AI Model Specs: A Framework for Deciding What Rules to Include
Four criteria—usefulness, accountability, coordination, trainability—guide model spec decisions.
The article outlines a systematic framework for AI companies to decide what behavioral qualities—rules, virtues, or attitudes—should be included in a model spec. It identifies four broad categories of reasons: behavioral usefulness (does it make LLMs more predictable and beneficial to users?), accountability and evaluability (does public specification enable third-party evaluation?), coordination and common knowledge (does it help society converge on desirable standards?), and trainability and LLM psychology (can the behavior be reliably instilled without negative side-effects?). Each category contains sub-criteria, such as simplicity, comprehensibility, and alignment with training practices.

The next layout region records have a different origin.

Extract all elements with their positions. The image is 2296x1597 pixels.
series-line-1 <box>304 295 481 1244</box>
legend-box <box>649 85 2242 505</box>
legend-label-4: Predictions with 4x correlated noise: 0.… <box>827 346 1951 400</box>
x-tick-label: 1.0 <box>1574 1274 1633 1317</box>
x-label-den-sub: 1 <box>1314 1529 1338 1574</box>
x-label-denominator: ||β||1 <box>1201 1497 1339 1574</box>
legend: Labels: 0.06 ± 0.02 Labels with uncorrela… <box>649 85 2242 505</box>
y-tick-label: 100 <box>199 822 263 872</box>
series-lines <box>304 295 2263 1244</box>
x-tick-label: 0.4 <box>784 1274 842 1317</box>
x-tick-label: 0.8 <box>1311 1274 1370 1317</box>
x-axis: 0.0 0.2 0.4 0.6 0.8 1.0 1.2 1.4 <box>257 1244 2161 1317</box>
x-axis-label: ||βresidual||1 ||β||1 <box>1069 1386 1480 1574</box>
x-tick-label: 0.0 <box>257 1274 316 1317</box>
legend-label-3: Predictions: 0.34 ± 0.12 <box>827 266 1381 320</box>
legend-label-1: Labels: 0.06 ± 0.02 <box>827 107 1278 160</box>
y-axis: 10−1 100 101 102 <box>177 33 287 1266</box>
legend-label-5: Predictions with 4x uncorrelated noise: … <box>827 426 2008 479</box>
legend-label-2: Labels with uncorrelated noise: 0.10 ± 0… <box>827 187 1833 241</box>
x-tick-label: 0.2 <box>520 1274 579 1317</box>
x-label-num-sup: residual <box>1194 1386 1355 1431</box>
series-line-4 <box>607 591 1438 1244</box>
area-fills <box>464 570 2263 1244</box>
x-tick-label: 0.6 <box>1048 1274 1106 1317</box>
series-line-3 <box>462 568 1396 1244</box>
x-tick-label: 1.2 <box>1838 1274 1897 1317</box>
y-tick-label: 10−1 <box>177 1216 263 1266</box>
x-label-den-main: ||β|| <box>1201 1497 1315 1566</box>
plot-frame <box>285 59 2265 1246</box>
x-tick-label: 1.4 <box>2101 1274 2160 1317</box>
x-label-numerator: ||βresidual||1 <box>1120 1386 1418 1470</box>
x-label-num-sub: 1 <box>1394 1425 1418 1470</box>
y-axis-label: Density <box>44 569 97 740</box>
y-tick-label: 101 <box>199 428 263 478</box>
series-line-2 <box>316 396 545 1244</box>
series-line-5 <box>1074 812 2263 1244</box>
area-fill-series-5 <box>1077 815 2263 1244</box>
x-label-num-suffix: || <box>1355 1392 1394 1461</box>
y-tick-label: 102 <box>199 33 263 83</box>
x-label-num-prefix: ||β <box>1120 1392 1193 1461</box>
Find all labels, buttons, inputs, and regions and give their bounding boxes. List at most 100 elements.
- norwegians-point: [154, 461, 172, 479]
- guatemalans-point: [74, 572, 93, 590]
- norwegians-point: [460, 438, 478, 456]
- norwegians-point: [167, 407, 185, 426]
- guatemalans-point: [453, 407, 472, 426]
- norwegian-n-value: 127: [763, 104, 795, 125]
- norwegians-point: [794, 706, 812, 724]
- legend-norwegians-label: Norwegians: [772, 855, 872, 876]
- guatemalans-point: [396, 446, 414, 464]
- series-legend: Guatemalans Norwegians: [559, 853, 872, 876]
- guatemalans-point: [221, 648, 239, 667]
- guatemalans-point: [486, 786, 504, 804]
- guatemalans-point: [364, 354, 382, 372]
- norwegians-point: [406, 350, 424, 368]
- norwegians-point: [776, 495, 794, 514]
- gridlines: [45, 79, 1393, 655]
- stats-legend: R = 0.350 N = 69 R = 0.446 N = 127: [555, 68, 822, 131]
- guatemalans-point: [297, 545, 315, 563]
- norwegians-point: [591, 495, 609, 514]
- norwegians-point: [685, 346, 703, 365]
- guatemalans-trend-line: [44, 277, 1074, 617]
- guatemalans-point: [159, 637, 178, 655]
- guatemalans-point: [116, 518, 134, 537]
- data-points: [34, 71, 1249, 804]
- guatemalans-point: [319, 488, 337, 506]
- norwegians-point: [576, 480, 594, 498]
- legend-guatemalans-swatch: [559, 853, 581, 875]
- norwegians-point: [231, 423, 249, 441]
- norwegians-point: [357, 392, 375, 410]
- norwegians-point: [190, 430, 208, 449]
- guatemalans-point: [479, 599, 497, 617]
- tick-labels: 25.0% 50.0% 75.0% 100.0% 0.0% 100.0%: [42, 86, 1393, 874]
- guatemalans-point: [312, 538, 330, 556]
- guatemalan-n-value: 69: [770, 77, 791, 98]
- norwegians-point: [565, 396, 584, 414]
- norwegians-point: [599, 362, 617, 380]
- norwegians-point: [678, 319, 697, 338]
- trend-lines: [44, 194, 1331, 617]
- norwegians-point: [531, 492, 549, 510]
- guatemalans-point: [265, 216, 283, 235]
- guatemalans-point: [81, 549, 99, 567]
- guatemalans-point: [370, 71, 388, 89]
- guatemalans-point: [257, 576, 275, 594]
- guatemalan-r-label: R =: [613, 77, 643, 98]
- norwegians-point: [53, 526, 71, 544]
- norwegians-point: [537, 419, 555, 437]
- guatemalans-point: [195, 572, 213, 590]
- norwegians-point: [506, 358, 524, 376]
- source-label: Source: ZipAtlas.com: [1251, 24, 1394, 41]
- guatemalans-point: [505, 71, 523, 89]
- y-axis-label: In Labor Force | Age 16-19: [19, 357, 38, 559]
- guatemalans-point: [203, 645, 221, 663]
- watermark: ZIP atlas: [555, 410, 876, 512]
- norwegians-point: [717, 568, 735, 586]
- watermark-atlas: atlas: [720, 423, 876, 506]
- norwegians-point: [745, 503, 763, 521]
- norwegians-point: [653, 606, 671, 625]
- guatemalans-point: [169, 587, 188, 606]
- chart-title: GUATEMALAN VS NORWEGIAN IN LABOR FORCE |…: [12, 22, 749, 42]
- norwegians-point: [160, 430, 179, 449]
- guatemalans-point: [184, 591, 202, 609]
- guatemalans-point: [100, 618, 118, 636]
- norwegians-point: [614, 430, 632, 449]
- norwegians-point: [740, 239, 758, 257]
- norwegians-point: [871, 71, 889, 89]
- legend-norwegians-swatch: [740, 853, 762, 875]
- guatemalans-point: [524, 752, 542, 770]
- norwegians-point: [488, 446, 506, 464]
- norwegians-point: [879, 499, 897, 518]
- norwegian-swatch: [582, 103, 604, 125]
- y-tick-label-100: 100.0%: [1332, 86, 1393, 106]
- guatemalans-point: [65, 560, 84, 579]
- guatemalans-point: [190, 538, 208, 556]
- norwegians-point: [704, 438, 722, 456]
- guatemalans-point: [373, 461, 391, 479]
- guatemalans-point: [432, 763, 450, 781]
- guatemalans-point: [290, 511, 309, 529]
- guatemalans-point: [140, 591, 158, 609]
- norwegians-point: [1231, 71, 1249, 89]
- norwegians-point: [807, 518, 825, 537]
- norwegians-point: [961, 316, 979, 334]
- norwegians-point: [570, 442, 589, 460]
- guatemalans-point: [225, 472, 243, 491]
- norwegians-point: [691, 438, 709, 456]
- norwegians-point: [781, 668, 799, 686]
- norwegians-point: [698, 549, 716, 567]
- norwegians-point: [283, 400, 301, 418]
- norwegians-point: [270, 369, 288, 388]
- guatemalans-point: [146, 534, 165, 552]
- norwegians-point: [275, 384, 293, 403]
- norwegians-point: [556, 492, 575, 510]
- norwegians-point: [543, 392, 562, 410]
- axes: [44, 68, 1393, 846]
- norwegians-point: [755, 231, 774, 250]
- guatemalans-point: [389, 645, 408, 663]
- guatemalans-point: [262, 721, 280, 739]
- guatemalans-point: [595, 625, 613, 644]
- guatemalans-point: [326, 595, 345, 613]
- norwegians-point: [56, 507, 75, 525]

This checklist is designed to surface the different visions people have for model specs, from ensuring safety to enabling oversight. For example, a rule like "always tell the truth to children" might score high on accountability but low on trainability. By making these trade-offs explicit, the framework helps companies and stakeholders have more productive conversations about what AI should and shouldn't do, moving beyond vague alignment goals to concrete, specifiable behaviors.
- Behavioral usefulness: making LLMs predictable to users and developers through simple, easy-to-understand specs.
- Accountability and evaluability: public specifications allow third parties to audit AI behavior and enforce standards.
- Trainability: the behavior must be reliably teachable via current training methods without harmful side effects.
Why It Matters
As AI models become more autonomous, clear model specs are crucial for safety and trust.